November is Bladder Awareness Month, which is a good thing, but heightened awareness really isn’t necessary for anyone already suffering with incontinence or urinary tract infections (UTIs). They are already well aware they have a bladder, and nothing could be ‘badder’ than a bladder that isn’t functioning properly. It can be as embarrassing as it is painful.
When we’re talking about incontinence related to the bladder, we’re talking about the inability to “control the evacuative functions of urination,” as defined by Merriam-Webster. Oftentimes this can show up in leakage, which is why sufferers sometimes end up having to rush to the rest room for obvious reasons, such as right after polishing off two or three cups of coffee.
About a third of all adults ages 30 through 70 suffer from urinary incontinence to one degree or another, but it is treatable, and often without need for medications or surgery. However, lifestyle and diet changes are in order.
‘Urinary incontinence is embarrassing and isolating,” says Dallas nurse practitioner Shanna Atnip, leader of the Society of Urologic Nurses and Associates Continence Special Interest Group, quoted at health.com. “People may stop participating in activities they like to do, which can even lead to obesity.” And why is obesity bad for the bladder? Because the extra weight can mean pressure being exerted against the bladder, an oft-ignored, balloon-shaped organ made mostly from muscle.
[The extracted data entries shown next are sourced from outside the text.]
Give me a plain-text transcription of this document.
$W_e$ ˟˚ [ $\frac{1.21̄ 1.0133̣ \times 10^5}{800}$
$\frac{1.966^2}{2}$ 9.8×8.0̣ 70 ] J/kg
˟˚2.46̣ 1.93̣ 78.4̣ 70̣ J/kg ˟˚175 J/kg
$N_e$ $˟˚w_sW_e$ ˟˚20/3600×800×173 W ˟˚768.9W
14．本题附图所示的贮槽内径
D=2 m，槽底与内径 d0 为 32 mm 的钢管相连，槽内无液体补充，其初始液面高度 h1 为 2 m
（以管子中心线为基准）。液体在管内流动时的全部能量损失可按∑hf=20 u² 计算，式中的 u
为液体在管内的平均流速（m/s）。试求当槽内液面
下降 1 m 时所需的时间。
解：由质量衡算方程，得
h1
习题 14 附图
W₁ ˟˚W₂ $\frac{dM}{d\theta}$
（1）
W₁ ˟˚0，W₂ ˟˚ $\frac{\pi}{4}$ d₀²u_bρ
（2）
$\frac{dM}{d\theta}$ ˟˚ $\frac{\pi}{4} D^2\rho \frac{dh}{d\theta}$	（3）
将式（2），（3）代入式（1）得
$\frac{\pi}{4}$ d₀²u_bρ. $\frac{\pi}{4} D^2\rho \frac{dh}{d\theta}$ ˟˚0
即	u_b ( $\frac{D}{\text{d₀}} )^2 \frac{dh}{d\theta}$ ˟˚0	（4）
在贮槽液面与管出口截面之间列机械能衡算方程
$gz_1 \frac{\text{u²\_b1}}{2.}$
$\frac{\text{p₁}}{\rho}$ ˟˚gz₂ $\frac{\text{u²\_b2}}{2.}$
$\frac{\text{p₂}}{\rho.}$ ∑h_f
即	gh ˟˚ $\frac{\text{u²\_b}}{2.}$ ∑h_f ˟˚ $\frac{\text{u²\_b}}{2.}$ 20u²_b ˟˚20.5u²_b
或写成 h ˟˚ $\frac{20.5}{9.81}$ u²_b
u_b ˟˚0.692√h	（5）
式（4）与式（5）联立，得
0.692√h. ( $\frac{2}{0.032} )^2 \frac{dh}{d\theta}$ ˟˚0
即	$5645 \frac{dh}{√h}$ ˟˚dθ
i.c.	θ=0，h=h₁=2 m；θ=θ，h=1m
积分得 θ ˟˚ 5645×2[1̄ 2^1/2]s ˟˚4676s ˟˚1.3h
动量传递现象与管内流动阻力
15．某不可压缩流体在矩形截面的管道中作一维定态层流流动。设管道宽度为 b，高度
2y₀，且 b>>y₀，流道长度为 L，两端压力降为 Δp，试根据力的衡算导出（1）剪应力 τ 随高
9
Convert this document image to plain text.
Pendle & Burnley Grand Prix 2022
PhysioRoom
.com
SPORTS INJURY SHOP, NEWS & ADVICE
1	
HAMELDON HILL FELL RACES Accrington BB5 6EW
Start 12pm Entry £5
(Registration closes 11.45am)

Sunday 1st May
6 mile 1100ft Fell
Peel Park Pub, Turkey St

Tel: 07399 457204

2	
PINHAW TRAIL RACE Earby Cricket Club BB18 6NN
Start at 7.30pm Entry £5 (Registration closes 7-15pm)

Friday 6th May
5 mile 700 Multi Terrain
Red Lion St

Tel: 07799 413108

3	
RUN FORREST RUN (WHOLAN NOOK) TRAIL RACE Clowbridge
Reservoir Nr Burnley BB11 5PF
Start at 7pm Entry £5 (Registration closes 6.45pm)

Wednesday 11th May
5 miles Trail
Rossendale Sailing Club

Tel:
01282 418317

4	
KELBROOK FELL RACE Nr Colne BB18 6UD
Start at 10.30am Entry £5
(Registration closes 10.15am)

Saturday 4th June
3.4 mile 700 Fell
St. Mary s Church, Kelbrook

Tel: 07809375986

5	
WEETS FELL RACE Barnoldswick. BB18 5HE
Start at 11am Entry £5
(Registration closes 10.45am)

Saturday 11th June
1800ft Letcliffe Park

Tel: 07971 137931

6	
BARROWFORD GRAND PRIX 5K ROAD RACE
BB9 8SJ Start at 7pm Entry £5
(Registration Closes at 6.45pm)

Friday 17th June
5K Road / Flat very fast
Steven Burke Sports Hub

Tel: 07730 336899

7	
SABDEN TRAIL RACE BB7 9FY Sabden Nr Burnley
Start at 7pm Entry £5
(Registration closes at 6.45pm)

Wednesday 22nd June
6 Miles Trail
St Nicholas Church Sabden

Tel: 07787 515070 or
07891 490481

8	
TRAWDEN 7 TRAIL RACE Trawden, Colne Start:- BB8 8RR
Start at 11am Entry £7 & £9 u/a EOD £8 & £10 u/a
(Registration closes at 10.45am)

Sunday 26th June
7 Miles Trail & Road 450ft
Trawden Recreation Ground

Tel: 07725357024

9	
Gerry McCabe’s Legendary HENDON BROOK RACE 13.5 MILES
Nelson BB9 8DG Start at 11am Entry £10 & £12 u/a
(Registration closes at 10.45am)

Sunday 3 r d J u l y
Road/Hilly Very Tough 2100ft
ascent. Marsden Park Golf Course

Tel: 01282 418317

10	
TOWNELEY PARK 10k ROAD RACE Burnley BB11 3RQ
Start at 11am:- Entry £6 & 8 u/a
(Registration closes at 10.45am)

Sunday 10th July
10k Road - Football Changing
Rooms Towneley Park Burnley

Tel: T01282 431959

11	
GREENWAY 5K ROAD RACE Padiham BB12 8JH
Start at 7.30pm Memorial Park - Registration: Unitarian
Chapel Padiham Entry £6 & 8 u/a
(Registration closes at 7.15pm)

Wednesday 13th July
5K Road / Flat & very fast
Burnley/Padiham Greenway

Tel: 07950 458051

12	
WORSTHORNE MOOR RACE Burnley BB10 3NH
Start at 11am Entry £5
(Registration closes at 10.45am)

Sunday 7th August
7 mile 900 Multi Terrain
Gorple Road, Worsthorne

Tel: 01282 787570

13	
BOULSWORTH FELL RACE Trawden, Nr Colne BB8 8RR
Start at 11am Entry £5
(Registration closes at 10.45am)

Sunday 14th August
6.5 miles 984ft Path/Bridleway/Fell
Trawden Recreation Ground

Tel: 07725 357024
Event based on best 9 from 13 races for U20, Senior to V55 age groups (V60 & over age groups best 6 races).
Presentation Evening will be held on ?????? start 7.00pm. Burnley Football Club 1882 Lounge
Urine is produced in the kidneys and flows into the bladder through tubes known as ureters.
A few other facts and tips about the bladder that are good to know, courtesy of the Urology Care Foundation:
- Four to eight trips a day to the bathroom to urinate and up to twice a night is considered normal.
- On average, the bladder can hold about two cups (16 ounces) of urine.
- Women have shorter urethras than men, and they are more likely to get a bladder infection because bacteria from outside the body can get into the urinary system more easily.
- Drink lots of water—six to eight cups a day is recommended.
- Go easy on caffeine and alcohol. Remember, not everything you drink is created equal. Caffeine and alcohol can irritate your bladder. Keep in mind—most teas and soft drinks are loaded with caffeine.
- Women should sit on the toilet when urinating—don’t just crouch and hover over the seat.
- Don’t be in a rush once you have arrived at the urinal or toilet. Take the time to evacuate your bladder completely, however long it takes. After all, you're putting the 'fire' out, what’s the hurry?
- Some foods can be troublesome for the bladder. Among those commonly mentioned by health experts are chocolate, and spicy or acidic foods such as tomatoes and oranges (anything citrus).
Bladders are like basketball referees: you know they are there, but if they are doing their jobs properly, you don’t notice them. But when things go wrong with your bladder, it can be a lot more bothersome than your favorite team getting whistled for a foul you insist was not a foul. Like for instance, that part mentioned earlier about making sure you evacuate your urine completely? That’s because if you tighten your muscles to stop urinating prematurely, the urine that didn’t quite come out will head back to your bladder with bacteria likely picked up along the way, possibly leading to a UTI.
Here are some other things to keep in mind for maintaining proper bladder health and function, in part gleaned from everydayhealth.com and webmd.com:
- Walking is good. Fluid retention in your legs can be causing you to urinate during the night more than you should, and walking during the day can help relieve that fluid buildup in your legs. This is especially helpful for people who are sedentary or have heart disease.
- Smoking is bad. About 50,000 people a year are diagnosed with bladder cancer, and tobacco use is a contributing factor.
- Do Kegel exercises—men as well as women. These strengthen the muscles for better bladder control. Google to find a website that tells you proper technique.
- Clean your genital and anal areas before and after sexual intercourse. This will reduce chances of bacterial infection.
- Keep a diary; know what you eat. If you are having bladder problems and feel that certain food items (you don’t know which) might be the culprit, track your consumption of food and try taking certain foods out of your diet one at a time for a week or two to see what effect that has on your urination patterns. This is called “elimination” dieting, sort of like trial an error.
- Cranberry juice may help keep your bladder safe from infection.